Package com.splicemachine.olap Description
An "Olap Server" capable of taking requests.
Compaction Failure states
The initial design for compactions in spark made the individual HBase RegionServers contact the OlapServer using
synchronous communication between the Client and Server. That is, the flow went something like
1. client connects to server
2. client issues compaction request
3. server performs compaction directly on the network thread pool (using spark)
4. server returns completion to client when finished, or throws error in the event of abort
5. client waits for response
This mechanism is useful in that it is very simple--we can outline it in just 5 steps. It also has few failure
conditions: If the server dies, the client immediately knows and can abort the compaction.
However, it is problematic at scale:
1. The client has a timeout wait period, if the compaction takes too long, the client itself will simply disconnect,
resulting in compaction aborts just because the compaction took too long.
2. All compactions are synchronous on the network thread. This has several problems:
1. There can only be as many compactions running as there are threads in the network thread pool. This forces us to either
A) allow an unlimited thread pool (and thus risk running out of threads during periods of very high load), or
B) force any compactions to come in above the thread pool size to wait their turn.
In case A) we have a danger of running out of native threads on the OlapServer itself. This type of failure is dangerous
because it doesn't necessarily kill the OlapServer--we would end up with a limping Server which is unable to serve
any requests and therefore no compactions can complete.
In case B), we can only have as many compactions running at one time as there are network threads available. This limit
is disassociated from the resource limits imposed by YARN on spark.
In both cases, time spent waiting for network resources (either to create a new thread, or to wait for an old compaction to complete)
extends the amount of time taken by a single compaction to complete.

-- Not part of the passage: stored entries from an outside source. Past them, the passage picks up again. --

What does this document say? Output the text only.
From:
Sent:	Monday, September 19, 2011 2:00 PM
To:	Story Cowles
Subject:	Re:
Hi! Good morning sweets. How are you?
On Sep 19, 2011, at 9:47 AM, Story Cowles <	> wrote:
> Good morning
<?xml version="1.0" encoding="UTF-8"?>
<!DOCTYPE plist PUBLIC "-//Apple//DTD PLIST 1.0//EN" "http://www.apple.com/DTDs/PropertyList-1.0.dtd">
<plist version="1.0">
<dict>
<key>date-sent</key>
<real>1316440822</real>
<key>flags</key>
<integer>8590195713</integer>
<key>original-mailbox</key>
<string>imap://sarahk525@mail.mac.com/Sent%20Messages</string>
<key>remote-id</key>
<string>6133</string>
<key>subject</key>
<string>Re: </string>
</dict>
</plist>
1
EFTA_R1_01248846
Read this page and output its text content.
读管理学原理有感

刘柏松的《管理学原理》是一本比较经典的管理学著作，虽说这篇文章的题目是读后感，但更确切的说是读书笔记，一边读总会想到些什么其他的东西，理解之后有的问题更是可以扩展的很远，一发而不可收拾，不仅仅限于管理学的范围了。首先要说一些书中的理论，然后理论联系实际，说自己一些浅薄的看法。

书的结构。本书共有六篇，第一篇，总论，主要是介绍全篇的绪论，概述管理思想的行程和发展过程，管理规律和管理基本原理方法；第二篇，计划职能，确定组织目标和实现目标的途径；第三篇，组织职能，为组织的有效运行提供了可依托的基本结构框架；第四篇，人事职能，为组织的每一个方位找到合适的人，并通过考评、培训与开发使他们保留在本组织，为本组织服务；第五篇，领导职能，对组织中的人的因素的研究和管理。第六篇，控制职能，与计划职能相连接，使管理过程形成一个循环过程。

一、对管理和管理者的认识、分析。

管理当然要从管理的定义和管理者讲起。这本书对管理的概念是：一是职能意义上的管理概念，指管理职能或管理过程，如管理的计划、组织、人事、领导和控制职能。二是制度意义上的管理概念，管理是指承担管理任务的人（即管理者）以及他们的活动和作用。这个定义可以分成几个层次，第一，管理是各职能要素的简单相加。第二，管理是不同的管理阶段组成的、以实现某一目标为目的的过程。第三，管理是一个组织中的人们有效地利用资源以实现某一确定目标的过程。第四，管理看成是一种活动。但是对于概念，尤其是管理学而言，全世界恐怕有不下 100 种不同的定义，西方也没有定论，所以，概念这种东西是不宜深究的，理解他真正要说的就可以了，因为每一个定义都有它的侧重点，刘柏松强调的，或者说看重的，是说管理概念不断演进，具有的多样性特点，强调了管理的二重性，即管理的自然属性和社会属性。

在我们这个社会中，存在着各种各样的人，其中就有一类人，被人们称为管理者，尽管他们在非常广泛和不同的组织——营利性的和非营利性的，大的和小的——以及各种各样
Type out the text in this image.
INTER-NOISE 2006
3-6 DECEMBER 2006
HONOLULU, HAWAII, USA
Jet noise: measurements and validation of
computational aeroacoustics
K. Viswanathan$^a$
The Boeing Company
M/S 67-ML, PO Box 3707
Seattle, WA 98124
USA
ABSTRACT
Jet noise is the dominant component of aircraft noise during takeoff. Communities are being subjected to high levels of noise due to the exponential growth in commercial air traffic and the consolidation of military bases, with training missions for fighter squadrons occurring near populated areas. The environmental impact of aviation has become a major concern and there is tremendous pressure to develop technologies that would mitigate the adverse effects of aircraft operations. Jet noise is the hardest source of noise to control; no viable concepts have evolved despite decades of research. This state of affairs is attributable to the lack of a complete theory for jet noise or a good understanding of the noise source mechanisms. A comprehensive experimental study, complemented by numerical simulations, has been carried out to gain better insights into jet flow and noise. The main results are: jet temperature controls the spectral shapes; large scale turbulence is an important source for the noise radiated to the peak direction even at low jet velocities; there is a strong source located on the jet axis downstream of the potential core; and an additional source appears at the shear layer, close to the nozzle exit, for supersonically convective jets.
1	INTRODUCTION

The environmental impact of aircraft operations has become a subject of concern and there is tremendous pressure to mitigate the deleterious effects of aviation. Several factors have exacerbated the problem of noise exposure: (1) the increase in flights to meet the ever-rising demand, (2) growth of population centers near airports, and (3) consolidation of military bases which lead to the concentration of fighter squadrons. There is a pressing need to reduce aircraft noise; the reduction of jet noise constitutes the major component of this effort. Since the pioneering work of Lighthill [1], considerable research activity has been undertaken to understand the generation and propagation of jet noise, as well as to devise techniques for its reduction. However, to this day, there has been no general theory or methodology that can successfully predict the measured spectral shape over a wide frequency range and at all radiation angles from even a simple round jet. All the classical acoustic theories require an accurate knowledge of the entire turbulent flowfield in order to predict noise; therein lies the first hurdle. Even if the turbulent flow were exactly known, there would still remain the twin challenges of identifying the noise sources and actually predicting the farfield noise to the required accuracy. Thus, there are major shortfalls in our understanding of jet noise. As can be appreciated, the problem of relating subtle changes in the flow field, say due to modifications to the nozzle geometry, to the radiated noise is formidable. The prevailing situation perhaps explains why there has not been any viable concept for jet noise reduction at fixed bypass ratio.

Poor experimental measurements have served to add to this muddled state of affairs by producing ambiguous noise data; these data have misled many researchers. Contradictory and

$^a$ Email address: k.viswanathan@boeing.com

This increases the likelihood of both network
disconnect effects (like SocketTimeouts due to inactivity) and client-driven timeouts aborting compactions unnecessarily.
4. If the client dies, the server continues to perform a compaction which is no longer necessary, because it has
no means of detecting client failures.
Because of the problems noted in synchronous compactions, it is preferable to perform asynchronous compactions.
However, from the standpoint of calls to compact() within Hbase, a compaction must still appear synchronous. Therefore,
the SyncOlapClient must still behave synchronously, while the client-server interaction is asynchronous.
In this model, we do the following:
1. submit compaction request to server
2. Server pushes compaction request to background execution queue (i.e. asynchronous execution)
3. Server responds as soon as request is pushed with a unique id of the compaction, as well as a tick time.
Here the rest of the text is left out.